Given an input (*w*), a Turing machine is in its *initial state* (q_{0}), this being its first configuration (C_{0}=q_{0}*w*) through the computation. Then, it’s going through the unique sequence C_{0}, C_{1}, … C_{i}, C_{i+1} until it reaches its last configuration, that being the one with q∈{q_{accept},q_{reject}}.

Now, the computation it’s said that it’s based on an algorithm (it’s having rules). Then again, it’s said that a NTM “may have a set of rules that prescribes more than one action for a given situation” and **it’s choosing the right one every time**. How it’s doing that it’s not important.

But, what if the algorithm is “write the answer”? Just like that! We assume that the algorithm for a NTM is similar to the algorithms for a DTM… but, having this possibility of choosing the right next state and symbol to write, why not a straight way (the straightest way) for finding the answer?

From this point of view, the number of steps (time) a NTM runs is the length of the answer.

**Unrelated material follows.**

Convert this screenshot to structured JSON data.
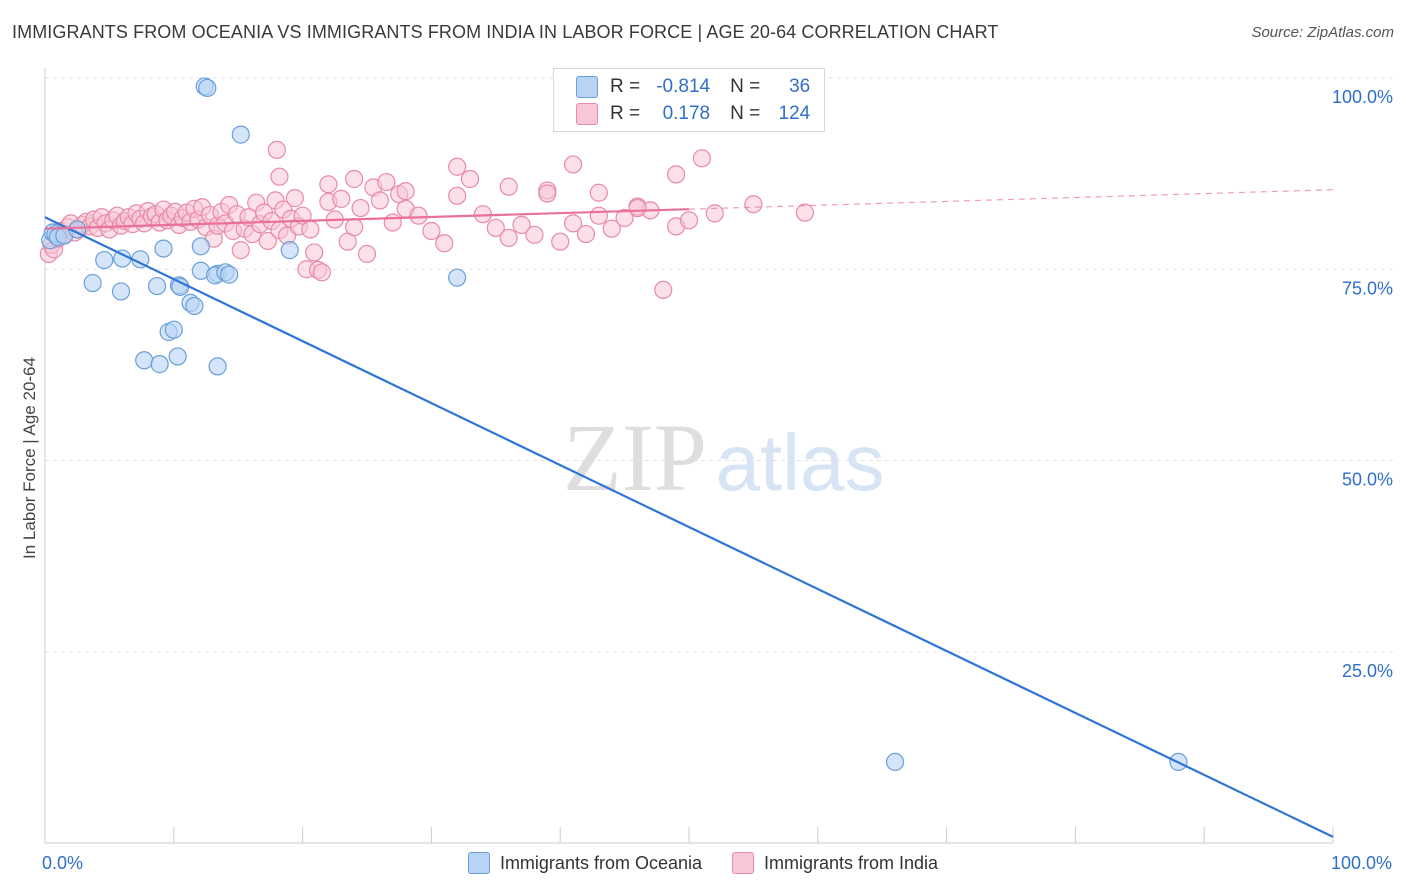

That isn’t a correct definition of a Non-deterministic Turing machine. You state `it’s choosing the right one [action] every time. How it’s doing that is not important.’ Actually, it *is* important. The action chosen is from a set of possible state transitions. When the machine reaches an `accept’ state, there is a path from the initial state, through the state transitions, to the final path that *effectively computes* the result.

From a combination of state and symbol, NTM can choose more than an action to follow. The next state does not depend, entirely (not at all, in my opinion), on the previous state. Characteristic for NTM is that it’s choosing the right next state. If my understanding is wrong, please correct me, but the word “state” means all the symbols on the tape and the current instruction. Now, if “the next state” is not uniquely determined by the previous one, what is the limit of choices for this “next state”? Can it be exponential, depending on input size? I guess it can.

Although, if a NTM is not making the right choice for its next state, the machine is useless (because it’s, at most, a Probabilistic Turing Machine), and the whole idea for this machine it’s also useless.